Türkiye'nin 6,5 milyon oy almış bir partisi olarak mecliste saygı gördüğümüz gerekçesiyle terörist olarak damgalandık. Gelinen noktada, yıllarca "bebek katili" dediğiniz kişiyi şimdi "kurucu önder" olarak nitelendiriyorsunuz. Tüm bunlar halkın gözünde yaşanan gelişmeler. CHP, demokrasi, barış ve eşitlik adına her zaman tutarlı bir şekilde hareket ediyor. Şimdi "Ben zulmedeyim, siz sessiz olun" demek istiyorsunuz. Ancak biliyorsunuz ki, bir adım bile geri atmak bu ülkeye 50 yıl kaybettirir. Bu yüzden ne kelime eksik kullanacağız ne de adım geri atacağız. Türkiye'nin menfaatleri için mücadelemize devam edeceğiz.
"Erdoğan, Batılılar karşısında omurgalı durdum diyor. Hafıza-i beşer nisyan ile maluldür derler"

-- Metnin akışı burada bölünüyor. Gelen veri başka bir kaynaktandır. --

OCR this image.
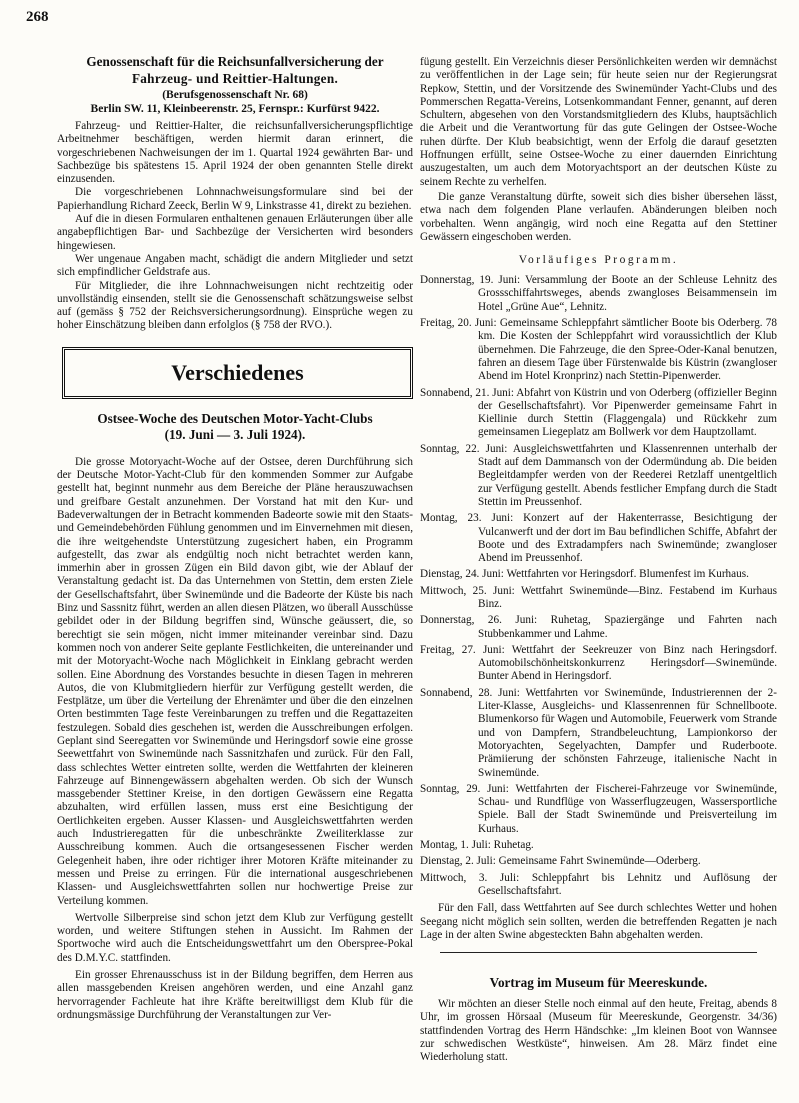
268
Genossenschaft für die Reichsunfallversicherung der
Fahrzeug- und Reittier-Haltungen.

(Berufsgenossenschaft Nr. 68)

Berlin SW. 11, Kleinbeerenstr. 25, Fernspr.: Kurfürst 9422.

Fahrzeug- und Reittier-Halter, die reichsunfallversicherungspflichtige Arbeitnehmer beschäftigen, werden hiermit daran erinnert, die vorgeschriebenen Nachweisungen der im 1. Quartal 1924 gewährten Bar- und Sachbezüge bis spätestens 15. April 1924 der oben genannten Stelle direkt einzusenden.

Die vorgeschriebenen Lohnnachweisungsformulare sind bei der Papierhandlung Richard Zeeck, Berlin W 9, Linkstrasse 41, direkt zu beziehen.

Auf die in diesen Formularen enthaltenen genauen Erläuterungen über alle angabepflichtigen Bar- und Sachbezüge der Versicherten wird besonders hingewiesen.

Wer ungenaue Angaben macht, schädigt die andern Mitglieder und setzt sich empfindlicher Geldstrafe aus.

Für Mitglieder, die ihre Lohnnachweisungen nicht rechtzeitig oder unvollständig einsenden, stellt sie die Genossenschaft schätzungsweise selbst auf (gemäss § 752 der Reichsversicherungsordnung). Einsprüche wegen zu hoher Einschätzung bleiben dann erfolglos (§ 758 der RVO.).

Verschiedenes
Ostsee-Woche des Deutschen Motor-Yacht-Clubs
(19. Juni — 3. Juli 1924).

Die grosse Motoryacht-Woche auf der Ostsee, deren Durchführung sich der Deutsche Motor-Yacht-Club für den kommenden Sommer zur Aufgabe gestellt hat, beginnt nunmehr aus dem Bereiche der Pläne herauszuwachsen und greifbare Gestalt anzunehmen. Der Vorstand hat mit den Kur- und Badeverwaltungen der in Betracht kommenden Badeorte sowie mit den Staats- und Gemeindebehörden Fühlung genommen und im Einvernehmen mit diesen, die ihre weitgehendste Unterstützung zugesichert haben, ein Programm aufgestellt, das zwar als endgültig noch nicht betrachtet werden kann, immerhin aber in grossen Zügen ein Bild davon gibt, wie der Ablauf der Veranstaltung gedacht ist. Da das Unternehmen von Stettin, dem ersten Ziele der Gesellschaftsfahrt, über Swinemünde und die Badeorte der Küste bis nach Binz und Sassnitz führt, werden an allen diesen Plätzen, wo überall Ausschüsse gebildet oder in der Bildung begriffen sind, Wünsche geäussert, die, so berechtigt sie sein mögen, nicht immer miteinander vereinbar sind. Dazu kommen noch von anderer Seite geplante Festlichkeiten, die untereinander und mit der Motoryacht-Woche nach Möglichkeit in Einklang gebracht werden sollen. Eine Abordnung des Vorstandes besuchte in diesen Tagen in mehreren Autos, die von Klubmitgliedern hierfür zur Verfügung gestellt werden, die Festplätze, um über die Verteilung der Ehrenämter und über die den einzelnen Orten bestimmten Tage feste Vereinbarungen zu treffen und die Regattazeiten festzulegen. Sobald dies geschehen ist, werden die Ausschreibungen erfolgen. Geplant sind Seeregatten vor Swinemünde und Heringsdorf sowie eine grosse Seewettfahrt von Swinemünde nach Sassnitzhafen und zurück. Für den Fall, dass schlechtes Wetter eintreten sollte, werden die Wettfahrten der kleineren Fahrzeuge auf Binnengewässern abgehalten werden. Ob sich der Wunsch massgebender Stettiner Kreise, in den dortigen Gewässern eine Regatta abzuhalten, wird erfüllen lassen, muss erst eine Besichtigung der Oertlichkeiten ergeben. Ausser Klassen- und Ausgleichswettfahrten werden auch Industrieregatten für die unbeschränkte Zweiliterklasse zur Ausschreibung kommen. Auch die ortsangesessenen Fischer werden Gelegenheit haben, ihre oder richtiger ihrer Motoren Kräfte miteinander zu messen und Preise zu erringen. Für die international ausgeschriebenen Klassen- und Ausgleichswettfahrten sollen nur hochwertige Preise zur Verteilung kommen.

Wertvolle Silberpreise sind schon jetzt dem Klub zur Verfügung gestellt worden, und weitere Stiftungen stehen in Aussicht. Im Rahmen der Sportwoche wird auch die Entscheidungswettfahrt um den Oberspree-Pokal des D.M.Y.C. stattfinden.

Ein grosser Ehrenausschuss ist in der Bildung begriffen, dem Herren aus allen massgebenden Kreisen angehören werden, und eine Anzahl ganz hervorragender Fachleute hat ihre Kräfte bereitwilligst dem Klub für die ordnungsmässige Durchführung der Veranstaltungen zur Ver-

fügung gestellt. Ein Verzeichnis dieser Persönlichkeiten werden wir demnächst zu veröffentlichen in der Lage sein; für heute seien nur der Regierungsrat Repkow, Stettin, und der Vorsitzende des Swinemünder Yacht-Clubs und des Pommerschen Regatta-Vereins, Lotsenkommandant Fenner, genannt, auf deren Schultern, abgesehen von den Vorstandsmitgliedern des Klubs, hauptsächlich die Arbeit und die Verantwortung für das gute Gelingen der Ostsee-Woche ruhen dürfte. Der Klub beabsichtigt, wenn der Erfolg die darauf gesetzten Hoffnungen erfüllt, seine Ostsee-Woche zu einer dauernden Einrichtung auszugestalten, um auch dem Motoryachtsport an der deutschen Küste zu seinem Rechte zu verhelfen.

Die ganze Veranstaltung dürfte, soweit sich dies bisher übersehen lässt, etwa nach dem folgenden Plane verlaufen. Abänderungen bleiben noch vorbehalten. Wenn angängig, wird noch eine Regatta auf den Stettiner Gewässern eingeschoben werden.

Vorläufiges Programm.

Donnerstag, 19. Juni: Versammlung der Boote an der Schleuse Lehnitz des Grossschiffahrtsweges, abends zwangloses Beisammensein im Hotel „Grüne Aue“, Lehnitz.

Freitag, 20. Juni: Gemeinsame Schleppfahrt sämtlicher Boote bis Oderberg. 78 km. Die Kosten der Schleppfahrt wird voraussichtlich der Klub übernehmen. Die Fahrzeuge, die den Spree-Oder-Kanal benutzen, fahren an diesem Tage über Fürstenwalde bis Küstrin (zwangloser Abend im Hotel Kronprinz) nach Stettin-Pipenwerder.

Sonnabend, 21. Juni: Abfahrt von Küstrin und von Oderberg (offizieller Beginn der Gesellschaftsfahrt). Vor Pipenwerder gemeinsame Fahrt in Kiellinie durch Stettin (Flaggengala) und Rückkehr zum gemeinsamen Liegeplatz am Bollwerk vor dem Hauptzollamt.

Sonntag, 22. Juni: Ausgleichswettfahrten und Klassenrennen unterhalb der Stadt auf dem Dammansch von der Odermündung ab. Die beiden Begleitdampfer werden von der Reederei Retzlaff unentgeltlich zur Verfügung gestellt. Abends festlicher Empfang durch die Stadt Stettin im Preussenhof.

Montag, 23. Juni: Konzert auf der Hakenterrasse, Besichtigung der Vulcanwerft und der dort im Bau befindlichen Schiffe, Abfahrt der Boote und des Extradampfers nach Swinemünde; zwangloser Abend im Preussenhof.

Dienstag, 24. Juni: Wettfahrten vor Heringsdorf. Blumenfest im Kurhaus.

Mittwoch, 25. Juni: Wettfahrt Swinemünde—Binz. Festabend im Kurhaus Binz.

Donnerstag, 26. Juni: Ruhetag, Spaziergänge und Fahrten nach Stubbenkammer und Lahme.

Freitag, 27. Juni: Wettfahrt der Seekreuzer von Binz nach Heringsdorf. Automobilschönheitskonkurrenz Heringsdorf—Swinemünde. Bunter Abend in Heringsdorf.

Sonnabend, 28. Juni: Wettfahrten vor Swinemünde, Industrierennen der 2-Liter-Klasse, Ausgleichs- und Klassenrennen für Schnellboote. Blumenkorso für Wagen und Automobile, Feuerwerk vom Strande und von Dampfern, Strandbeleuchtung, Lampionkorso der Motoryachten, Segelyachten, Dampfer und Ruderboote. Prämiierung der schönsten Fahrzeuge, italienische Nacht in Swinemünde.

Sonntag, 29. Juni: Wettfahrten der Fischerei-Fahrzeuge vor Swinemünde, Schau- und Rundflüge von Wasserflugzeugen, Wassersportliche Spiele. Ball der Stadt Swinemünde und Preisverteilung im Kurhaus.

Montag, 1. Juli: Ruhetag.

Dienstag, 2. Juli: Gemeinsame Fahrt Swinemünde—Oderberg.

Mittwoch, 3. Juli: Schleppfahrt bis Lehnitz und Auflösung der Gesellschaftsfahrt.

Für den Fall, dass Wettfahrten auf See durch schlechtes Wetter und hohen Seegang nicht möglich sein sollten, werden die betreffenden Regatten je nach Lage in der alten Swine abgesteckten Bahn abgehalten werden.

Vortrag im Museum für Meereskunde.

Wir möchten an dieser Stelle noch einmal auf den heute, Freitag, abends 8 Uhr, im grossen Hörsaal (Museum für Meereskunde, Georgenstr. 34/36) stattfindenden Vortrag des Herrn Händschke: „Im kleinen Boot von Wannsee zur schwedischen Westküste“, hinweisen. Am 28. März findet eine Wiederholung statt.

Şu anda Türkiye'nin ana muhalefet partisiyiz ancak bu durumun geçici olduğunu unutmayalım. Yurtdışında, Türkiye'nin partisiyiz. Karşımızda, dış politikayı kendi çıkarları için kullanan ve her tavizde bulunan bir iktidar anlayışı var. Erdoğan ise ortaya çıkan durumdan oldukça rahatsız.
Erdoğan, "Politik yaşamımda eğilmedim, bükülmedim" derken hafızasını kaybettiğini gösteriyor. Rus uçağının düşürülmesi sırasında "Bu benim talimatım ile gerçekleşti" dediği sıradan bir durum değil.
"Özel uçak verdiler altına, Trump’a yetiştirdiler"
Rahip Brunson olayında Erdoğan'ın duruşu oldukça tartışmalıydı. Brunson'ın serbest kalması için çok şey verilmişken, ABD Başkanı Trump hâlâ bunları espri konusu yapmaya devam ediyor.
İsveç ve Finlandiya'nın NATO üyeliği sıralarında yapılan açıklamalar, Erdoğan'ın oportünist duruşunu net bir şekilde ortaya koyuyor. Finlandiya'nın NATO'ya alınması için imzayı atan kişi, daha önce PKK'yı destekleyen bir ülke olarak lanse edilmişti.
"Omurga dediğin 33 omurdan oluşur, 6 tanesini bir nefeste saydım, 33 tanesini iki nefeste saymazsam namerdim"
15 Temmuz sonrası Birleşik Arap Emirlikleri ile ilişkilerdeki çelişkiler ise dikkat çekici. Erdoğan, bir zamanlar "darbenin finansörü" dediği kişiye sarılarak onlardan para talep etme durumunda kalmıştır.
Trump'ın yazdığı mektuptan sonra yaşanan gelişmeler ve ABD ile ilişkiler, iktidarın ezici baskısı altında gelişti. Dışişleri Bakanı, "Bizden randevu dileniyorlar" derken iki gün sonra randevuya gitmesi ise bu durumu apaçık sergiliyor.
Erdoğan, güya güçlü bir duruş sergilerken, aslında ülkesinin menfaatlerini her seferinde hiçe saymakta.